Abstract: Advanced probabilistic programming languages (PPLs) using hybrid particle filtering combine symbolic exact
inference and Monte Carlo methods to improve inference performance. These systems use heuristics to
partition random variables within the program into variables that are encoded symbolically and variables
that are encoded with sampled values, and the heuristics are not necessarily aligned with the developer’s
performance evaluation metrics. In this work, we present inference plans, a programming interface that enables
developers to control the partitioning of random variables during hybrid particle filtering.

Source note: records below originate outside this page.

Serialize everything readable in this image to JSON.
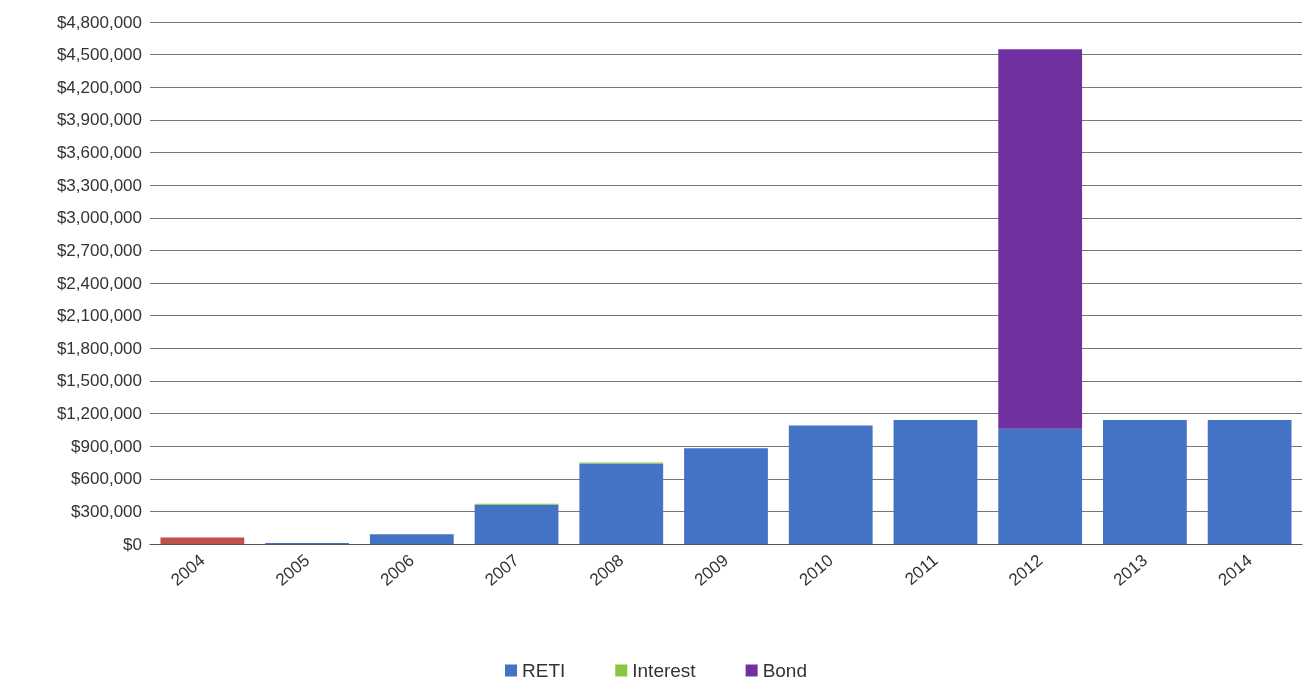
{
  "chart_data": {
    "type": "bar",
    "stacked": true,
    "categories": [
      "2004",
      "2005",
      "2006",
      "2007",
      "2008",
      "2009",
      "2010",
      "2011",
      "2012",
      "2013",
      "2014"
    ],
    "series": [
      {
        "color": "#c0504d",
        "values": [
          60000,
          0,
          0,
          0,
          0,
          0,
          0,
          0,
          0,
          0,
          0
        ]
      },
      {
        "name": "RETI",
        "color": "#4472c4",
        "values": [
          0,
          10000,
          90000,
          360000,
          740000,
          880000,
          1090000,
          1140000,
          1060000,
          1140000,
          1140000
        ]
      },
      {
        "name": "Interest",
        "color": "#8cc63f",
        "values": [
          0,
          0,
          0,
          10000,
          10000,
          0,
          0,
          0,
          0,
          0,
          0
        ]
      },
      {
        "name": "Bond",
        "color": "#7030a0",
        "values": [
          0,
          0,
          0,
          0,
          0,
          0,
          0,
          0,
          3490000,
          0,
          0
        ]
      }
    ],
    "ylim": [
      0,
      4800000
    ],
    "yticks": [
      {
        "value": 0,
        "label": "$0"
      },
      {
        "value": 300000,
        "label": "$300,000"
      },
      {
        "value": 600000,
        "label": "$600,000"
      },
      {
        "value": 900000,
        "label": "$900,000"
      },
      {
        "value": 1200000,
        "label": "$1,200,000"
      },
      {
        "value": 1500000,
        "label": "$1,500,000"
      },
      {
        "value": 1800000,
        "label": "$1,800,000"
      },
      {
        "value": 2100000,
        "label": "$2,100,000"
      },
      {
        "value": 2400000,
        "label": "$2,400,000"
      },
      {
        "value": 2700000,
        "label": "$2,700,000"
      },
      {
        "value": 3000000,
        "label": "$3,000,000"
      },
      {
        "value": 3300000,
        "label": "$3,300,000"
      },
      {
        "value": 3600000,
        "label": "$3,600,000"
      },
      {
        "value": 3900000,
        "label": "$3,900,000"
      },
      {
        "value": 4200000,
        "label": "$4,200,000"
      },
      {
        "value": 4500000,
        "label": "$4,500,000"
      },
      {
        "value": 4800000,
        "label": "$4,800,000"
      }
    ],
    "grid": "y",
    "legend": "bottom"
  }
}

We further present
Siren, a new PPL that enables developers to use annotations to specify inference plans the inference system
must implement. To assist developers with statically reasoning about whether an inference plan can be
implemented, we present an abstract-interpretation-based static analysis for Siren for determining inference
plan satisfiability. We prove the analysis is sound with respect to Siren’s semantics. Our evaluation applies
inference plans to three different hybrid particle filtering algorithms on a suite of benchmarks. It shows that
the control provided by inference plans enables speed ups of 1.76x on average and up to 206x to reach a
target accuracy, compared to the inference plans implemented by default heuristics; the results also show that
inference plans improve accuracy by 1.83x on average and up to 595x with less or equal runtime, compared
to the default inference plans. We further show that our static analysis is precise in practice, identifying all
satisfiable inference plans in 27 out of the 33 benchmark-algorithm evaluation settings.